I.

Il pugnale di Lorenzino de' Medici, il cui sinistro bagliore rompeva la penombra lusingatrice all'ultima fra le turpi notti del ducale cugino Alessandro, non poteva rendere la libertà a Firenze. Quel giovinastro malinconico e motteggiatore sognava, così almeno lasciò scritto in pagine di frase eloquente, e come del resto gli altri regicidi di quella età paganeggiante, sognava Bruto e l'opera sua: ma la voce di Bruto è ascoltata ed efficace, quando si leva presso al cadavere d'una sposa intemerata, non voluta sopravvivere a sè medesima, frementi attorno cittadini che nella violazione del sacrario domestico sentono offesa la santità della convivenza civile; si disperde e muore sulla pianura scellerata di Filippi, quando, divenuta nome vano la [44] virtù, il grido di libertà non è più l'eco della coscienza cittadina, e l'amor della patria non arma che il braccio d'un gruppo di congiurati.
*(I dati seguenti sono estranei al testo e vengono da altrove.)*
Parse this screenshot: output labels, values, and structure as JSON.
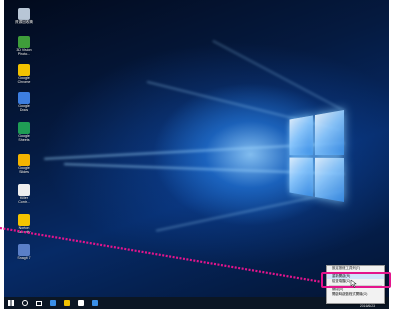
{
  "colors": {
    "highlight": "#e4148c",
    "taskbar": "#0b1624",
    "menu_bg": "#f2f2f2"
  },
  "desktop_icons": [
    {
      "id": "recycle-bin",
      "label": "資源回收筒",
      "color": "#b8c6d6",
      "icon": "recycle-bin-icon"
    },
    {
      "id": "3d-vision",
      "label": "3D Vision\nPhoto...",
      "color": "#3f9d3a",
      "icon": "3d-vision-icon"
    },
    {
      "id": "google-chrome",
      "label": "Google\nChrome",
      "color": "#f2c200",
      "icon": "chrome-icon"
    },
    {
      "id": "google-docs",
      "label": "Google\nDocs",
      "color": "#3d7ee0",
      "icon": "docs-icon"
    },
    {
      "id": "google-sheets",
      "label": "Google\nSheets",
      "color": "#1f9d55",
      "icon": "sheets-icon"
    },
    {
      "id": "google-slides",
      "label": "Google\nSlides",
      "color": "#f4b400",
      "icon": "slides-icon"
    },
    {
      "id": "killer-control",
      "label": "Killer\nContr...",
      "color": "#eeeeee",
      "icon": "killer-icon"
    },
    {
      "id": "norton-security",
      "label": "Norton\nSecurity",
      "color": "#f5c400",
      "icon": "norton-icon"
    },
    {
      "id": "snagit",
      "label": "Snagit 7",
      "color": "#5a7fc8",
      "icon": "snagit-icon"
    }
  ],
  "context_menu": {
    "items": [
      {
        "label": "設定按鈕工具列(T)",
        "highlighted": false
      },
      {
        "label": "重新開啟(R)",
        "highlighted": true
      },
      {
        "label": "檢查喚醒(C)",
        "highlighted": false
      },
      {
        "label": "關閉(X)",
        "highlighted": false
      },
      {
        "label": "開啟時啟動程式開機(O)",
        "highlighted": false
      }
    ]
  },
  "taskbar": {
    "items": [
      {
        "icon": "windows-start-icon",
        "color": "#ffffff"
      },
      {
        "icon": "search-icon",
        "color": "#ffffff"
      },
      {
        "icon": "task-view-icon",
        "color": "#ffffff"
      },
      {
        "icon": "edge-icon",
        "color": "#3a8fe8"
      },
      {
        "icon": "file-explorer-icon",
        "color": "#f2c200"
      },
      {
        "icon": "store-icon",
        "color": "#ffffff"
      },
      {
        "icon": "app-icon",
        "color": "#3a8fe8"
      }
    ],
    "clock_date": "2016/6/23"
  }
}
E poi, Lorenzino non era un Bruto autentico. Rampollato da uno de' minori rami Medicei, del quale accoglieva in sè l'ultimo fiato e le mancate ambizioni, aveva rimuginati nell'animo culto e pervertito quei medesimi elementi del classico Rinascimento, in mezzo alla cui acre fermentazione si era trasformata la Firenze repubblicana; e come pel ramo dominante, si venne in Cosimo vecchio, nel magnifico Lorenzo, in Lorenzo duca d'Urbino, elaborando il Cesare liberticida, così in questo diseredato, alle fattezze sue vere, che erano di un Medici inviso a Medici e invidente, si era sovrapposta la larva, non altro che la larva, di Bruto. Quando poi, spinta da cotesto uomo, giunse l'ora, Firenze, che non aveva più popolo dal giorno in cui l'Impero e la Chiesa le ebber dato un Senato, Firenze, da quei senatori - uno de' quali si chiamava pur troppo Francesco Guicciardini, il Tacito mancato alla storia della destinata servitù - avea docilmente ricevuto in un giovinetto di diciotto anni il suo Cesare.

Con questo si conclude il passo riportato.